To fabricate devices in which a semiconductor laser and a thermoelectric cooler, together with an optical waveguide chip, are contained in a package as optical parts, the heat dissipativity of the thermoelectric cooler must be ensured. Accordingly, copper-tungsten (CuW) the heat dissipativity (thermal conductivity) of which is high is often used as a package material.
However, there is a great difference in thermal expansion between a package made from CuW and an optical waveguide chip made from LN (the thermal expansion coefficient of the package (CuW) is 8×10−6 (/° C.) and the thermal expansion coefficient of the optical waveguide chip (LN) is 16.7×10−6(/° C.)). Therefore, if the optical waveguide chip is fixed directly onto the package, an excessive stress is applied due to a difference in thermal expansion and a crack may appear in the optical waveguide chip.
If the optical waveguide chip is fixed onto the package with a soft adhesive, a stress created due to a difference in thermal expansion can be weakened. In this case, however, the soft adhesive must have a measure of thickness, so the optical waveguide chip cannot be fixed firmly onto the package. That is to say, the optical waveguide chip easily moves (vibrates) by vibrations or shocks. This causes a deviation in optical axis between the semiconductor laser and the optical waveguide chip and characteristic variations (insertion loss) are apt to occur.
On the other hand, with the above-mentioned prior art (Japanese Unexamined Patent Publication No. 2003-295142), the semiconductor laser and the optical waveguide chip are connected via the polarization maintaining fiber. If the length of the polarization maintaining fiber connected to the input end of the optical waveguide chip is, for example, about 10 mm, the size of the package is large compared to the case where light condensed by a lens is inputted directly to an optical waveguide.

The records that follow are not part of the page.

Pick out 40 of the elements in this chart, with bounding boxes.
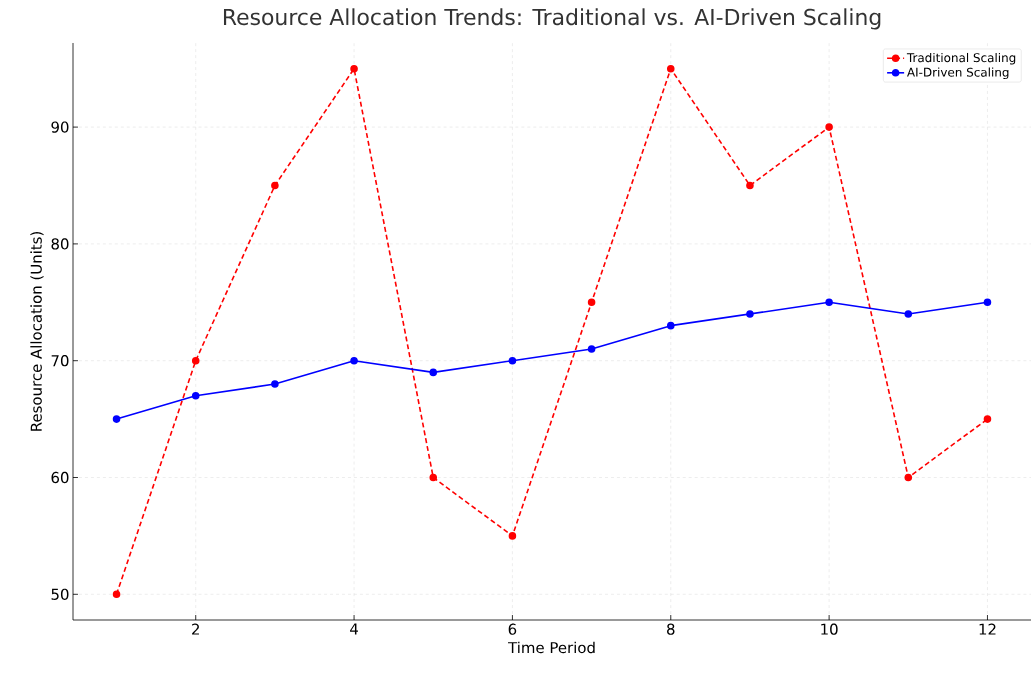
y-axis-title: Resource Allocation (Units): [30, 231, 44, 431]
legend-label: Traditional Scaling: [906, 52, 1016, 65]
point: [746, 181, 754, 190]
point: [191, 391, 200, 400]
y-tick-label: 70: [51, 355, 69, 367]
y-tick-label: 50: [51, 588, 69, 600]
point: [587, 345, 596, 353]
point: [904, 310, 913, 318]
point: [429, 473, 438, 482]
point: [983, 415, 992, 423]
point: [746, 310, 754, 318]
point: [429, 368, 438, 377]
x-axis-title: Time Period: [508, 641, 595, 654]
point: [983, 298, 992, 307]
chart-title: Resource Allocation Trends: Traditional vs. AI-Driven Scaling: [223, 8, 881, 30]
point: [587, 298, 596, 307]
point: [350, 64, 358, 73]
x-tick-label: 4: [350, 623, 358, 635]
point: [825, 123, 833, 131]
y-tick-label: 60: [51, 471, 69, 484]
y-tick-label: 90: [51, 121, 69, 133]
x-tick-label: 12: [979, 623, 996, 635]
point: [666, 321, 675, 330]
point: [191, 356, 200, 365]
point: [271, 380, 279, 388]
point: [112, 415, 121, 423]
point: [508, 532, 517, 540]
x-tick-label: 6: [508, 623, 517, 635]
point: [350, 356, 358, 365]
point: [825, 298, 833, 307]
x-tick-label: 10: [821, 623, 838, 635]
point: [904, 473, 913, 482]
y-tick-label: 80: [51, 238, 69, 250]
point: [112, 590, 121, 599]
x-tick-label: 2: [192, 623, 199, 635]
point: [271, 181, 279, 190]
point: [508, 356, 517, 365]
x-tick-label: 8: [667, 623, 675, 635]
legend-label: AI-Driven Scaling: [907, 67, 1009, 80]
point: [666, 64, 675, 73]
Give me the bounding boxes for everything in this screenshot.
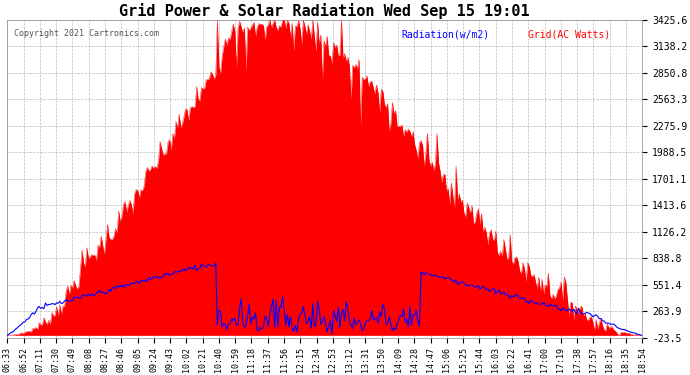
Text: Grid(AC Watts): Grid(AC Watts) bbox=[528, 30, 610, 39]
Text: Copyright 2021 Cartronics.com: Copyright 2021 Cartronics.com bbox=[14, 30, 159, 39]
Title: Grid Power & Solar Radiation Wed Sep 15 19:01: Grid Power & Solar Radiation Wed Sep 15 … bbox=[119, 3, 530, 19]
Text: Radiation(w/m2): Radiation(w/m2) bbox=[401, 30, 489, 39]
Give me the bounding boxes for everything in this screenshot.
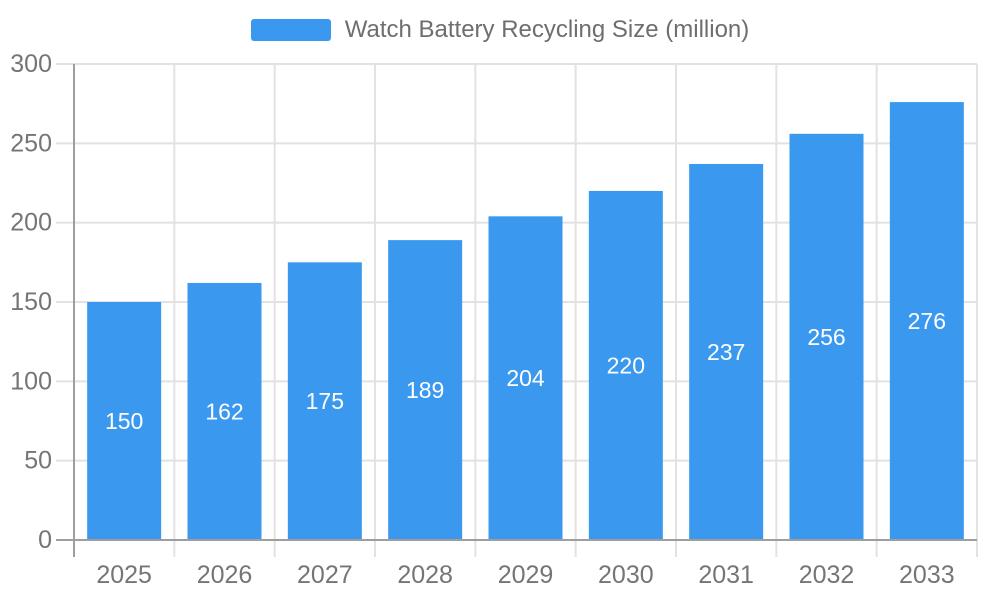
y-tick-label: 250: [10, 129, 52, 157]
bar-value-label: 162: [205, 398, 243, 424]
bar-2033[interactable]: [889, 102, 964, 540]
bar-2029[interactable]: [488, 216, 563, 540]
bar-2031[interactable]: [689, 163, 764, 540]
bar-2025[interactable]: [87, 302, 162, 540]
x-tick-label: 2026: [197, 561, 253, 589]
x-tick-label: 2025: [96, 561, 152, 589]
y-tick-label: 300: [10, 50, 52, 78]
bar-value-label: 220: [607, 352, 645, 378]
bar-2027[interactable]: [287, 262, 362, 540]
x-tick-label: 2032: [799, 561, 855, 589]
legend-item[interactable]: Watch Battery Recycling Size (million): [0, 16, 1000, 44]
x-tick-label: 2028: [397, 561, 453, 589]
x-tick-label: 2027: [297, 561, 353, 589]
x-tick-label: 2029: [498, 561, 554, 589]
bar-2030[interactable]: [588, 190, 663, 540]
bar-value-label: 256: [807, 324, 845, 350]
y-tick-label: 0: [38, 526, 52, 554]
bar-2032[interactable]: [789, 133, 864, 540]
bar-value-label: 175: [306, 388, 344, 414]
bar-2028[interactable]: [388, 240, 463, 540]
x-tick-label: 2033: [899, 561, 955, 589]
x-tick-label: 2030: [598, 561, 654, 589]
y-tick-label: 150: [10, 288, 52, 316]
y-tick-label: 100: [10, 367, 52, 395]
y-tick-label: 200: [10, 209, 52, 237]
x-tick-label: 2031: [698, 561, 754, 589]
y-tick-label: 50: [24, 447, 52, 475]
bar-value-label: 189: [406, 377, 444, 403]
bar-value-label: 150: [105, 408, 143, 434]
bar-2026[interactable]: [187, 282, 262, 540]
bar-value-label: 237: [707, 339, 745, 365]
bar-value-label: 204: [506, 365, 545, 391]
bar-value-label: 276: [908, 308, 946, 334]
legend-label: Watch Battery Recycling Size (million): [344, 16, 750, 43]
legend-swatch: [250, 19, 331, 41]
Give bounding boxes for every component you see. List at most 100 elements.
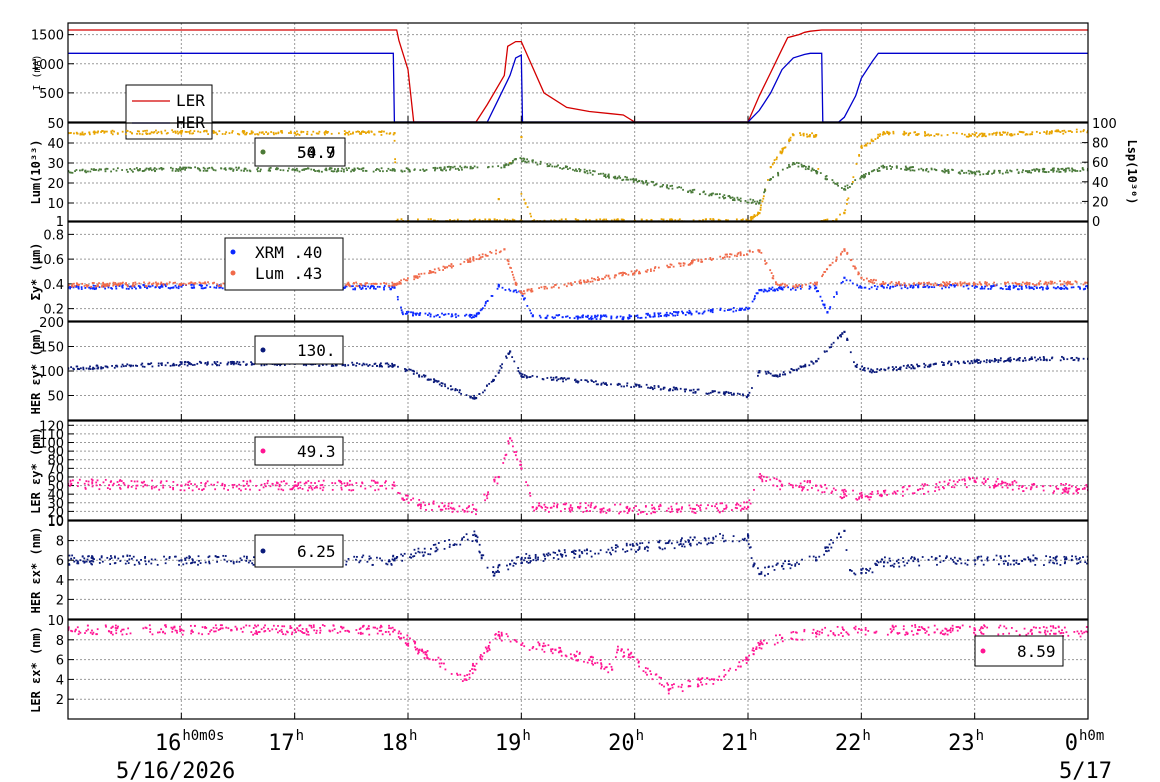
data-point: [391, 168, 394, 170]
data-point: [174, 281, 177, 284]
data-point: [1075, 356, 1078, 359]
data-point: [1075, 131, 1078, 133]
data-point: [682, 264, 685, 267]
data-point: [374, 481, 377, 484]
data-point: [377, 488, 380, 491]
data-point: [851, 282, 854, 285]
data-point: [698, 312, 701, 315]
data-point: [363, 131, 366, 133]
panel-frame: [67, 22, 1089, 123]
data-point: [1055, 485, 1057, 488]
data-point: [542, 560, 545, 562]
data-point: [819, 295, 822, 298]
data-point: [599, 316, 602, 319]
data-point: [368, 131, 370, 134]
data-point: [1018, 484, 1021, 487]
data-point: [772, 176, 774, 179]
data-point: [813, 169, 815, 171]
data-point: [551, 316, 554, 319]
data-point: [221, 482, 224, 485]
data-point: [235, 166, 238, 169]
data-point: [105, 284, 108, 287]
data-point: [76, 365, 79, 368]
data-point: [519, 372, 522, 375]
data-point: [68, 171, 71, 174]
data-point: [162, 282, 165, 285]
data-point: [180, 130, 183, 133]
data-point: [337, 167, 340, 170]
data-point: [556, 503, 559, 506]
data-point: [355, 285, 358, 287]
data-point: [784, 283, 786, 286]
data-point: [776, 283, 779, 286]
data-point: [978, 170, 980, 173]
data-point: [682, 262, 685, 265]
data-point: [1041, 168, 1044, 171]
data-point: [532, 314, 534, 317]
data-point: [889, 287, 891, 290]
data-point: [89, 287, 92, 290]
data-point: [1017, 487, 1020, 490]
data-point: [709, 309, 712, 311]
data-point: [825, 175, 828, 177]
data-point: [152, 131, 155, 134]
data-point: [359, 286, 361, 289]
data-point: [811, 487, 813, 489]
data-point: [948, 283, 951, 286]
data-point: [1028, 359, 1031, 361]
data-point: [739, 307, 741, 310]
data-point: [352, 131, 354, 134]
data-point: [107, 284, 109, 287]
data-point: [913, 556, 916, 559]
data-point: [579, 502, 582, 505]
data-point: [617, 219, 620, 221]
data-point: [1062, 488, 1065, 491]
data-point: [603, 218, 605, 221]
data-point: [523, 297, 526, 300]
data-point: [667, 542, 670, 544]
data-point: [676, 508, 678, 511]
data-point: [923, 131, 926, 133]
data-point: [917, 168, 920, 171]
data-point: [1036, 287, 1038, 290]
data-point: [712, 257, 715, 260]
data-point: [678, 186, 681, 188]
data-point: [427, 378, 430, 381]
data-point: [912, 560, 915, 563]
y-tick-label: 50: [47, 117, 64, 132]
data-point: [467, 260, 470, 262]
data-point: [1025, 487, 1028, 490]
data-point: [506, 259, 509, 262]
data-point: [322, 364, 324, 366]
data-point: [1038, 168, 1041, 171]
data-point: [122, 482, 125, 484]
data-point: [928, 364, 931, 367]
data-point: [985, 283, 988, 286]
data-point: [136, 480, 139, 483]
data-point: [1063, 284, 1066, 287]
data-point: [227, 361, 230, 364]
data-point: [89, 365, 91, 368]
data-point: [891, 285, 894, 288]
data-point: [745, 539, 748, 542]
data-point: [790, 288, 792, 291]
data-point: [975, 170, 978, 173]
data-point: [925, 168, 928, 170]
data-point: [179, 363, 181, 366]
data-point: [143, 480, 146, 483]
data-point: [762, 475, 765, 478]
data-point: [186, 131, 188, 133]
y-tick-label: 10: [47, 514, 64, 529]
data-point: [908, 167, 911, 170]
data-point: [116, 132, 119, 135]
data-point: [576, 380, 578, 383]
data-point: [813, 134, 815, 137]
data-point: [804, 365, 807, 368]
data-point: [764, 370, 767, 373]
data-point: [178, 563, 180, 566]
data-point: [340, 170, 343, 172]
data-point: [454, 388, 457, 390]
data-point: [602, 278, 605, 280]
data-point: [937, 133, 939, 136]
data-point: [74, 170, 76, 173]
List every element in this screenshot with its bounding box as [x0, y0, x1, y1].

To reduce the size of the package, it is possible to simply shorten the polarization maintaining fiber. However, if the polarization maintaining fiber is short, even a slight change in position due to, for example, thermal expansion will significantly increase bending R of the polarization maintaining fiber. As a result, the optical loss of the polarization maintaining fiber increases and the reliability of the polarization maintaining fiber deteriorates.
Accordingly, with the optical connection technique using a polarization maintaining fiber, it is difficult to realize miniaturizing a package and maintaining reliability at the same time. In addition, in the above-mentioned prior art, the optical waveguide chip is fixed directly onto the package. Therefore, as stated above, a crack may appear in the optical waveguide chip due to a difference in thermal expansion.